In den Regionen, wo die syrische Armee präsent ist, sind hingegen ruhig. Zuletzt erhielt Ayn al-Arab bzw. Kobane eine Garnison, nachdem amerikanischen Truppen sich noch in der Region befanden und man zunächst noch seine Militärstützpunkte evakuieren und zerstören musste. Bis auf einige Artilleriewechsel kam es in dem Gebiet jedoch kaum zu Gefechten. Die Offensive auf die westlich des Euphrats befindliche Stadt Manbij erwies sich ebenso als erfolglos, nachdem syrische Truppen die Front erreichten und somit die Offensive frühzeitig beendet wurde. Inzwischen befindet sich die SAA in allen Grenzregionen und wichtigen Städten wie Ain Issa, Qamishli, Kobane oder Hasakah.

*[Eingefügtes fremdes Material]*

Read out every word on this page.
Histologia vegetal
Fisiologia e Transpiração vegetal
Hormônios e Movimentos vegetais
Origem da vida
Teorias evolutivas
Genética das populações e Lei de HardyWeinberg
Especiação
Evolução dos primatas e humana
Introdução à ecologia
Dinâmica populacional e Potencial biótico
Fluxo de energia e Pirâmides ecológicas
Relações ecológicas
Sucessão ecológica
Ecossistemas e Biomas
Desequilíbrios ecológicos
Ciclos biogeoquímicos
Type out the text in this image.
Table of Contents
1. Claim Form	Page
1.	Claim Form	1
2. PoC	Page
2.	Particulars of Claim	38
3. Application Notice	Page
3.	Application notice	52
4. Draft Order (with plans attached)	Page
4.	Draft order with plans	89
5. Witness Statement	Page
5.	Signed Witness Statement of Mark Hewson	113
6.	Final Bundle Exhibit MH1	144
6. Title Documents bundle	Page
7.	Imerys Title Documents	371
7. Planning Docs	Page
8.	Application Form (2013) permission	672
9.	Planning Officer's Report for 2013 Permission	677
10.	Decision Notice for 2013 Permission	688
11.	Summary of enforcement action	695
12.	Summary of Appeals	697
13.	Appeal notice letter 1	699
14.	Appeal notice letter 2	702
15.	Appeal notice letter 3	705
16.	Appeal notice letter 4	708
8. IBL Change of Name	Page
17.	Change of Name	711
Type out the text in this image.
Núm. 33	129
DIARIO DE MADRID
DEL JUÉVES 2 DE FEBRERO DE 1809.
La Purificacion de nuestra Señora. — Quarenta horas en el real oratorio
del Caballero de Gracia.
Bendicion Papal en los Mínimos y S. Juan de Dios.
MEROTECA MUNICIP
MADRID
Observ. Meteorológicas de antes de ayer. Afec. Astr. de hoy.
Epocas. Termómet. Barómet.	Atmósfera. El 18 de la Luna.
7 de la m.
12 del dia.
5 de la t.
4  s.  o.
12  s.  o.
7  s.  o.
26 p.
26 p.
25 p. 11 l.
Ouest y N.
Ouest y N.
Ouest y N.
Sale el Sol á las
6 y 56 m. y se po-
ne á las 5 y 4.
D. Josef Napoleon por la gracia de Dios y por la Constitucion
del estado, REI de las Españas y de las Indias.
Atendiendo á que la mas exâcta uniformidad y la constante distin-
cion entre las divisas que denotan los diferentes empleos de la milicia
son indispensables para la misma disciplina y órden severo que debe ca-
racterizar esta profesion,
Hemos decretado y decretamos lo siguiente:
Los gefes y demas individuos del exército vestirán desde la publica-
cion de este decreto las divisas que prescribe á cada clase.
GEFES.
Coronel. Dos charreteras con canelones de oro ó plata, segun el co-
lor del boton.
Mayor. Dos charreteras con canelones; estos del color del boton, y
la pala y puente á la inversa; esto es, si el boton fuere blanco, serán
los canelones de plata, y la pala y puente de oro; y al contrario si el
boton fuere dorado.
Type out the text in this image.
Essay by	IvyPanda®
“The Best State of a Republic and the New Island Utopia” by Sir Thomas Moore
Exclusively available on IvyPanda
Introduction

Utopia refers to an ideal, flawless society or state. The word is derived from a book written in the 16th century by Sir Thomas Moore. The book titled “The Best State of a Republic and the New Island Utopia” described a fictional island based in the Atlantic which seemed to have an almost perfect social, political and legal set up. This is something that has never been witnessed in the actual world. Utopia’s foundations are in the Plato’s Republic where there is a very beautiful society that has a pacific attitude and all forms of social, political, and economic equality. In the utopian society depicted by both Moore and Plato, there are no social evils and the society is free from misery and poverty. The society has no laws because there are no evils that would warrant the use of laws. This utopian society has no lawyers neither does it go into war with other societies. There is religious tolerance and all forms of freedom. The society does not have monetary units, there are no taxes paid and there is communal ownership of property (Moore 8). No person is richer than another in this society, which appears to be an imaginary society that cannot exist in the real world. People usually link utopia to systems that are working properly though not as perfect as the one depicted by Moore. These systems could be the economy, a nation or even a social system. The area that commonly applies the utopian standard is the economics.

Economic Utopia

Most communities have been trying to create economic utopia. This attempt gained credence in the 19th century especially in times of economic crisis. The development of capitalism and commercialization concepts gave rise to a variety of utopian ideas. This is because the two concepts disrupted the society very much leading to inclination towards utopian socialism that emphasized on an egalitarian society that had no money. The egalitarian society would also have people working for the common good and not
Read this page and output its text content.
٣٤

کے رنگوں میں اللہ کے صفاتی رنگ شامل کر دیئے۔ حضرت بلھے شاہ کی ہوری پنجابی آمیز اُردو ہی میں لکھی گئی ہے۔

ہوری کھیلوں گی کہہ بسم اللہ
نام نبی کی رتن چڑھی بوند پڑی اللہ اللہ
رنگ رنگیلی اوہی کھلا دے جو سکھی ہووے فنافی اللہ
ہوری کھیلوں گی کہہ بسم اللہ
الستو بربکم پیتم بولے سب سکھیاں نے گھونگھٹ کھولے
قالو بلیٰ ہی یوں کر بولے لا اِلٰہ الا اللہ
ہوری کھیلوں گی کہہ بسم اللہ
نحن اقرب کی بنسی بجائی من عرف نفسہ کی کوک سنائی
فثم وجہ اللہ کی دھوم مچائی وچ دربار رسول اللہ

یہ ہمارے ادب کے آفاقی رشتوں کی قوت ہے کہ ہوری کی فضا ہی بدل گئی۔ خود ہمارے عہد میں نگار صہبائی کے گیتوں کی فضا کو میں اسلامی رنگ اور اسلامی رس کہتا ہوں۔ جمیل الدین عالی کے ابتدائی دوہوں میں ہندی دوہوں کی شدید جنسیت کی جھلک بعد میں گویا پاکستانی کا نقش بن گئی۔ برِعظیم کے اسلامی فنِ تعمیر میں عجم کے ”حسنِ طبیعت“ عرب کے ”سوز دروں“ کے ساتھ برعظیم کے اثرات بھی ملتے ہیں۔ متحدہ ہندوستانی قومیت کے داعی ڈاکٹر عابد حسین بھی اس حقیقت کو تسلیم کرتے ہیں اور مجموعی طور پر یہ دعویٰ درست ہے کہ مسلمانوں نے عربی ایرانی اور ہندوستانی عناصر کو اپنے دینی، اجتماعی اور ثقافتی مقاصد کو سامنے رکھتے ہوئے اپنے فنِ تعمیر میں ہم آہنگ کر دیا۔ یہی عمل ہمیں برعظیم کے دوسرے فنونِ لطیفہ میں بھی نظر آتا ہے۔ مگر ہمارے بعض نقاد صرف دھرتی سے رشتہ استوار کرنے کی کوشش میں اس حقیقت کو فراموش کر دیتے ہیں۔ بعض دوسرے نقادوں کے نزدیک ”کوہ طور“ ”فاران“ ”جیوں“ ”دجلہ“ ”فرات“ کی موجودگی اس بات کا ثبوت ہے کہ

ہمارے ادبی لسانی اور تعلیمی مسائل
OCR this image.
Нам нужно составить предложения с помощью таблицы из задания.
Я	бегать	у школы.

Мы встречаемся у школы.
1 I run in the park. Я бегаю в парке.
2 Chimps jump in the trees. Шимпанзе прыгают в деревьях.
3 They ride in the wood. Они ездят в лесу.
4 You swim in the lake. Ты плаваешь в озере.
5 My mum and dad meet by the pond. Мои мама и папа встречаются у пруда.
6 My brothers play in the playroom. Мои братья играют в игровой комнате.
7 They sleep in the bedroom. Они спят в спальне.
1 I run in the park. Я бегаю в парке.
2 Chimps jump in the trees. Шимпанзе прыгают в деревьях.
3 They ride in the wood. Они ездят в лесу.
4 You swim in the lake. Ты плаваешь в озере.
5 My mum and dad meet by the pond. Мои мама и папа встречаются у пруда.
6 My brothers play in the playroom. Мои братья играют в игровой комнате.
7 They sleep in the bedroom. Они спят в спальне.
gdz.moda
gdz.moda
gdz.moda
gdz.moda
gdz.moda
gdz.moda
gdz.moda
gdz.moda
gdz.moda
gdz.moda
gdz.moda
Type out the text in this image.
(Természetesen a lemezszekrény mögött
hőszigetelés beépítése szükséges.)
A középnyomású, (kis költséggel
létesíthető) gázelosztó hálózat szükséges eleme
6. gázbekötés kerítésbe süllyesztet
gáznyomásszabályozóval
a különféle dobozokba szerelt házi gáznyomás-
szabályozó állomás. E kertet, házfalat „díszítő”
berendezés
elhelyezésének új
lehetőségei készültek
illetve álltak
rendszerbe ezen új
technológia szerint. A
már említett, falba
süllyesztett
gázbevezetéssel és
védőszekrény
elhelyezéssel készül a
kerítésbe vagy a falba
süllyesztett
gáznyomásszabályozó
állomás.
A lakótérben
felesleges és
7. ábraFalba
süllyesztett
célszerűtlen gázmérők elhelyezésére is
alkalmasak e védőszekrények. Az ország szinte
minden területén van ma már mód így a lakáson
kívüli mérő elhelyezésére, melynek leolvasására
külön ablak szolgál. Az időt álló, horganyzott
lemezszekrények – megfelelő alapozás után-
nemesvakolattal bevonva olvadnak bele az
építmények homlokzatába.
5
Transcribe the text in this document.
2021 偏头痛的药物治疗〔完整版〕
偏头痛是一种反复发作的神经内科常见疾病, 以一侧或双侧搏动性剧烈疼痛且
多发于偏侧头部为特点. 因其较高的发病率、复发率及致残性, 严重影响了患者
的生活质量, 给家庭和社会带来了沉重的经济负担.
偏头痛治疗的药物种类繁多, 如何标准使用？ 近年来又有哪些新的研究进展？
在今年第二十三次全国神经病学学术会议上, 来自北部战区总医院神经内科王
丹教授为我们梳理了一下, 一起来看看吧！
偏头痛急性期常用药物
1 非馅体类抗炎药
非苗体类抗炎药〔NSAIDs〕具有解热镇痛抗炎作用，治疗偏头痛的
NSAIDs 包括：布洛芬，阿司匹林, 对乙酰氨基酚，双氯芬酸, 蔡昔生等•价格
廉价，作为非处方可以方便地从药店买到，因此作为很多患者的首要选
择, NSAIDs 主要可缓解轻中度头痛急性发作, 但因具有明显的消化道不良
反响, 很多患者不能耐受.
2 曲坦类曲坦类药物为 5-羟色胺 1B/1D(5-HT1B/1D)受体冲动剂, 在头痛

Besonderes Kopfzerbrechen sorgen die Tausenden Gefangenen an Kämpfern und Anhängern des Islamischen Staates, welche die Unruhen und Kämpfe in Nordsyrien zu ihrem Vorteil nutzen. In Ain Issa konnten über 800 Insassen nach türkischen Artilleriebeschuss fliehen, wie die SDF behauptet. Der Türkei zufolge wurden die Häftlinge jedoch freigelassen, um im Westen für verstärkten Druck zu sorgen. In den verschiedenen Lagern kommt es nun vermehrt zu Aufständen und Unruhen in der Hoffnung, das Momentum zur Flucht ausnutzen zu können. Derweil behauptet der IS selber, in der Provinz Raqqah bei einem Ausbruch von IS-Frauen geholfen und sechs Wärter getötet zu haben.